Ao mesmo tempo, permite-se
que os pré-candidatos enviem e-mails aos seus companheiros de
partido. Imagine-se, por hipótese, que o e-mail seja repassado a
quem não pertence à sigla. Seria
o caso de punir os responsáveis
pela propaganda irregular?
Uma blindagem impraticável e
antidemocrática circunscreve,
então, uma disputa política de
evidente interesse para todo o
eleitorado. Tudo se resume, na
verdade, ao irrealismo de uma lei
eleitoral que estabelece, com dia
marcado, o início oficial da campanha dos candidatos.

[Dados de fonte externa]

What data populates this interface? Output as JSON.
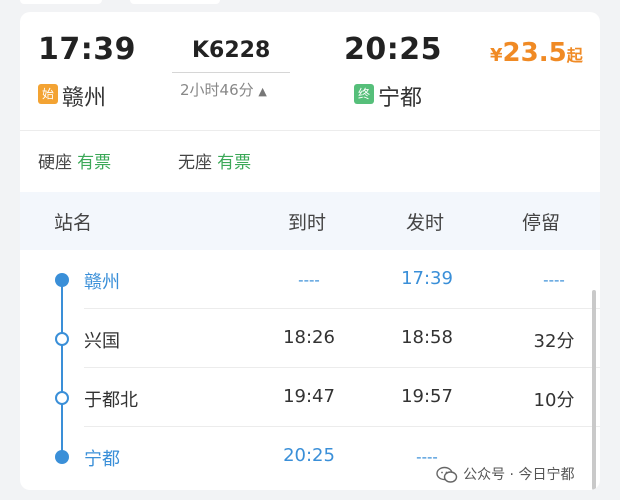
{
  "train": {
    "departure_time": "17:39",
    "departure_station": "赣州",
    "departure_badge": "始",
    "number": "K6228",
    "duration": "2小时46分",
    "duration_caret": "▲",
    "arrival_time": "20:25",
    "arrival_station": "宁都",
    "arrival_badge": "终",
    "price_symbol": "¥",
    "price": "23.5",
    "price_suffix": "起"
  },
  "seats": [
    {
      "type": "硬座",
      "status": "有票"
    },
    {
      "type": "无座",
      "status": "有票"
    }
  ],
  "table": {
    "headers": [
      "站名",
      "到时",
      "发时",
      "停留"
    ],
    "rows": [
      {
        "station": "赣州",
        "arrive": "----",
        "depart": "17:39",
        "stay": "----"
      },
      {
        "station": "兴国",
        "arrive": "18:26",
        "depart": "18:58",
        "stay": "32分"
      },
      {
        "station": "于都北",
        "arrive": "19:47",
        "depart": "19:57",
        "stay": "10分"
      },
      {
        "station": "宁都",
        "arrive": "20:25",
        "depart": "----",
        "stay": ""
      }
    ]
  },
  "watermark": "公众号 · 今日宁都",
  "colors": {
    "accent_blue": "#3a8fd8",
    "ticket_green": "#3aa857",
    "price_orange": "#f08a24",
    "origin_badge": "#f3a333",
    "terminal_badge": "#56bf7a"
  }
}
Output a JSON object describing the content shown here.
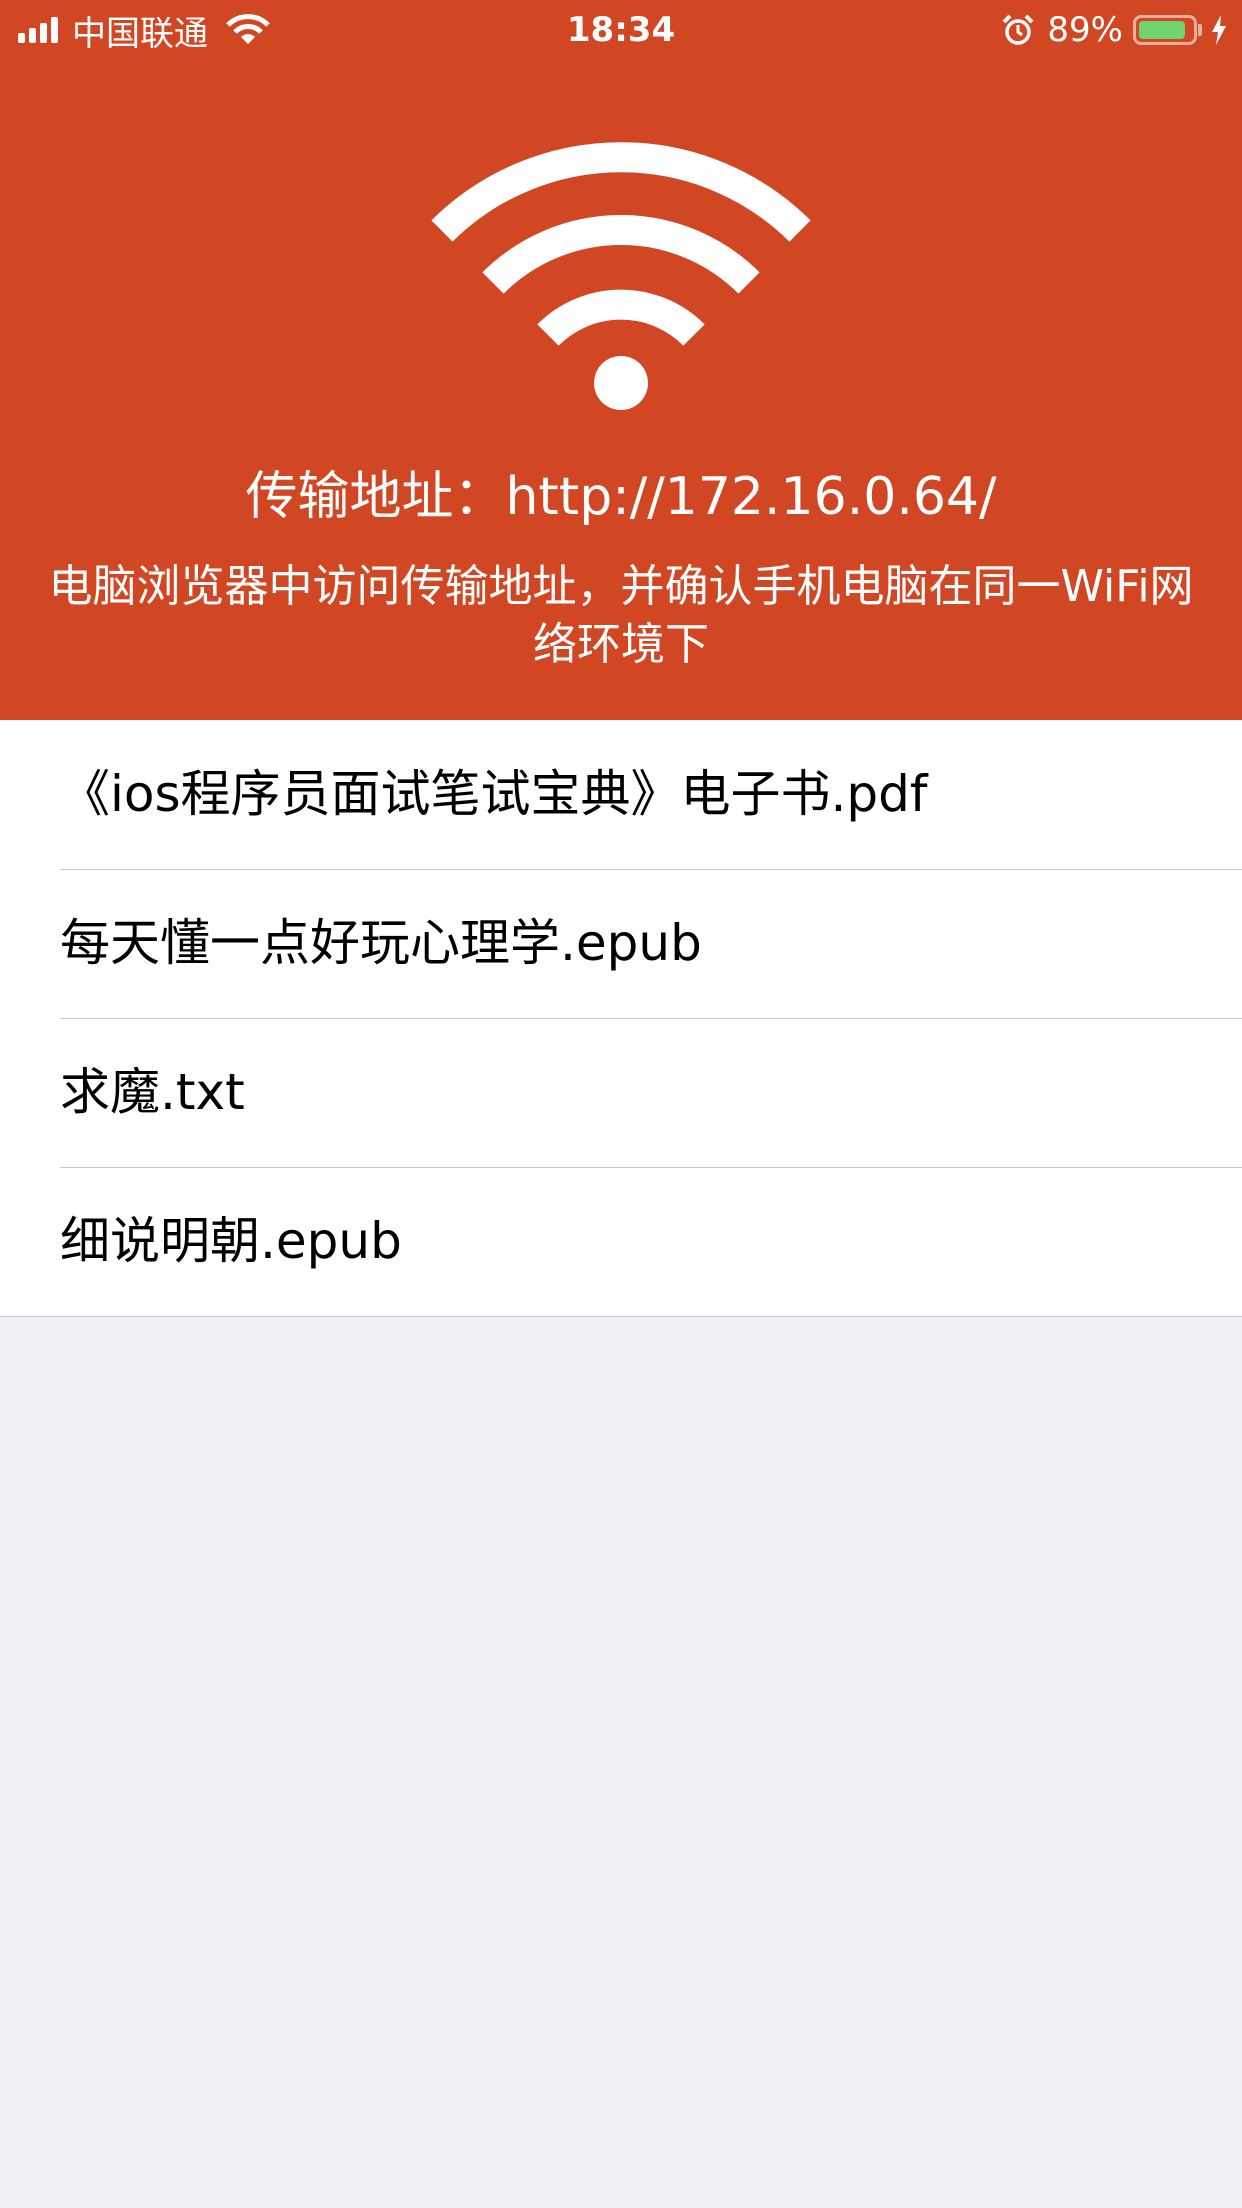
{
  "status_bar": {
    "carrier": "中国联通",
    "time": "18:34",
    "battery_percent": "89%",
    "battery_level": 0.89,
    "icons": [
      "signal-icon",
      "wifi-icon",
      "alarm-icon",
      "battery-icon",
      "charging-icon"
    ]
  },
  "header": {
    "icon": "wifi-icon",
    "address_text": "传输地址：http://172.16.0.64/",
    "hint_text": "电脑浏览器中访问传输地址，并确认手机电脑在同一WiFi网络环境下"
  },
  "files": [
    {
      "name": "《ios程序员面试笔试宝典》电子书.pdf"
    },
    {
      "name": "每天懂一点好玩心理学.epub"
    },
    {
      "name": "求魔.txt"
    },
    {
      "name": "细说明朝.epub"
    }
  ],
  "colors": {
    "header_bg": "#d14723",
    "page_bg": "#efeff4",
    "battery_fill": "#6fd46b",
    "separator": "#c8c7cc"
  }
}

"A propaganda eleitoral", diz o
artigo 36 da Lei 9504/97, "somente é permitida após o dia 5
de julho do ano da eleição".
Em tese, a data indicaria o início das restrições destinadas a
garantir um mínimo de paridade
de condições e de ordenação jurídica na disputa. O dispositivo,
entretanto, funciona retroativamente -e a data termina sendo
tomada como um momento mágico, uma espécie de "fiat lux" da
vida política. Antes de 5 de julho,
tudo que possa parecer campanha se proíbe.
Mas o debate político, ainda
mais quando facilitado por mecanismos como a internet, foge a
parâmetros burocráticos desse
tipo; e a prática das prévias, assim como a autonomia interna
dos partidos, sofre com isso restrições que nada mais fazem senão sufocar o pleno desenvolvimento político do país.